HA: If you were already in Congress, you would have been facing the question of whether or not to fund the President’s recent request for more money to deal with the crisis at our southern border. Would you have voted to approve that funding request as it was presented? And if not, how should congress be applying our resources to this situation?
EJ: The crisis on the southern border is another example of failed leadership on the part of the Obama Administration. We must secure our borders now, and do everything we can to prevent President Obama sidestepping Congress to implement his unconstitutional plans to implement amnesty-by-fiat.
HA: If elected, current polls indicate that you’ll be entering the House as part of a significant Republican majority. But a lot of media attention has focused on divisions in the party. How would you rate the job that John Boehner has been doing, and would you be inclined to support him if he seeks another term as Speaker?

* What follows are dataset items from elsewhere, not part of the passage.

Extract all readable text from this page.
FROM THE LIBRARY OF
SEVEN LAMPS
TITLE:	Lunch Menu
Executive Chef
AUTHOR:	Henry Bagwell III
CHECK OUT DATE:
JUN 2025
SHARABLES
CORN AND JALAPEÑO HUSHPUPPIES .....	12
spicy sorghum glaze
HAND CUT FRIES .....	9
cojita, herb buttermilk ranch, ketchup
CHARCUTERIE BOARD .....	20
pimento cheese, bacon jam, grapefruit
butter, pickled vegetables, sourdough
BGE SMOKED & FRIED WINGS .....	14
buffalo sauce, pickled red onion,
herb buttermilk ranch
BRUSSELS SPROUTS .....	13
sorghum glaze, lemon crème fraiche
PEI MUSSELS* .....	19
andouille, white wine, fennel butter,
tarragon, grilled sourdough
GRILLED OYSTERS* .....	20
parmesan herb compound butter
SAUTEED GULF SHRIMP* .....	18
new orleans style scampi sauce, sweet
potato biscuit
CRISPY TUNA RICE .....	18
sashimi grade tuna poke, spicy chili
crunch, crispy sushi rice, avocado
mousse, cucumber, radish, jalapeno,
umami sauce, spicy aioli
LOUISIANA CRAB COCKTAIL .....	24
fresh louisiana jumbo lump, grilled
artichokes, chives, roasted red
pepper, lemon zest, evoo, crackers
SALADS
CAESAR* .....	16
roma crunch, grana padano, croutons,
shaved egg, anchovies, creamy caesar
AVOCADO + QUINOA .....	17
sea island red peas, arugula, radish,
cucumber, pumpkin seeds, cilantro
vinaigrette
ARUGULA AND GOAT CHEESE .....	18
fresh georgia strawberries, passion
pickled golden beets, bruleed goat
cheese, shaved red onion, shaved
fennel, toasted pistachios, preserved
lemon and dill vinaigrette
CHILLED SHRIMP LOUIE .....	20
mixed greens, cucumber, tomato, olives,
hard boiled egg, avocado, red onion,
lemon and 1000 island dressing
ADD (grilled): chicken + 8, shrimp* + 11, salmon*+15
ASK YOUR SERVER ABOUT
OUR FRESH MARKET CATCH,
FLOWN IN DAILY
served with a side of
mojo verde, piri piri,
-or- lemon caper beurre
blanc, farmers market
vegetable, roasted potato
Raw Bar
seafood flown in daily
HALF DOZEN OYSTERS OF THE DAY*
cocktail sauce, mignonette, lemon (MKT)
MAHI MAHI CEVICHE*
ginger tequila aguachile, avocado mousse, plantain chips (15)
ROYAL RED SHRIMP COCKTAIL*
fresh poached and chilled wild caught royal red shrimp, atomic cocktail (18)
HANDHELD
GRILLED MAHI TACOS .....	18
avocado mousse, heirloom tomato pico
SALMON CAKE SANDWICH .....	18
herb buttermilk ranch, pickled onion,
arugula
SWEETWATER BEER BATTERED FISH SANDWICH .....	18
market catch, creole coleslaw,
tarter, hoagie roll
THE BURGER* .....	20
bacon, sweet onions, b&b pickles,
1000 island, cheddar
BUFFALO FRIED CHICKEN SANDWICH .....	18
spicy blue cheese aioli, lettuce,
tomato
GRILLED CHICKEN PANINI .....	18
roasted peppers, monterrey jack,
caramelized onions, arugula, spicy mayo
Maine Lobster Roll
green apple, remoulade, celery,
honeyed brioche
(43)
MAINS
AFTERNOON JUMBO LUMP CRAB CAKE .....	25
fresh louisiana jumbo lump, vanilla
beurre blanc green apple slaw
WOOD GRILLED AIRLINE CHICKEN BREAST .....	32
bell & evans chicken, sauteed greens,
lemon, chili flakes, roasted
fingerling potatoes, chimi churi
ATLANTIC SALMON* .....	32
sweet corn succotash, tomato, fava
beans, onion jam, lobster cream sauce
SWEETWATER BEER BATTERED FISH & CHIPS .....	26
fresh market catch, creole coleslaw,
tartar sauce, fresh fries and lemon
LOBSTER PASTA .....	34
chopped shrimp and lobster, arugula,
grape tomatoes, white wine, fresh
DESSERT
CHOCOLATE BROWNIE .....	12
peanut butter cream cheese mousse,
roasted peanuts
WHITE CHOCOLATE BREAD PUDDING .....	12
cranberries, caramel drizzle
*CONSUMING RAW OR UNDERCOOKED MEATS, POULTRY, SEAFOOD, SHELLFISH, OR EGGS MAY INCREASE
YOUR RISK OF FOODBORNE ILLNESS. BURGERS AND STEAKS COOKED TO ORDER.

EJ: Throughout my career, I have developed a reputation of being an independent thinker in the legislature. After earning the people’s vote to represent them in Congress, I will closely evaluates all candidates for leadership to determine who will best help me advance my constituents’ interests and values.
HA: Thanks again for taking time out of your schedule for this interview. In closing, what issues do you see as most directly affecting West Virginia and which of them will you be focusing on in the closing months of the campaign?
EJ: It is worth conveying again the importance of protecting the coal industry for southern West Virginia. The layoffs and downturn in the coal industry have a ripple effect on almost everyone in the Third Congressional District. We can’t stress this enough, and wherever I go during this campaign, and hopefully in Congress, there will be no issue of more importance to me.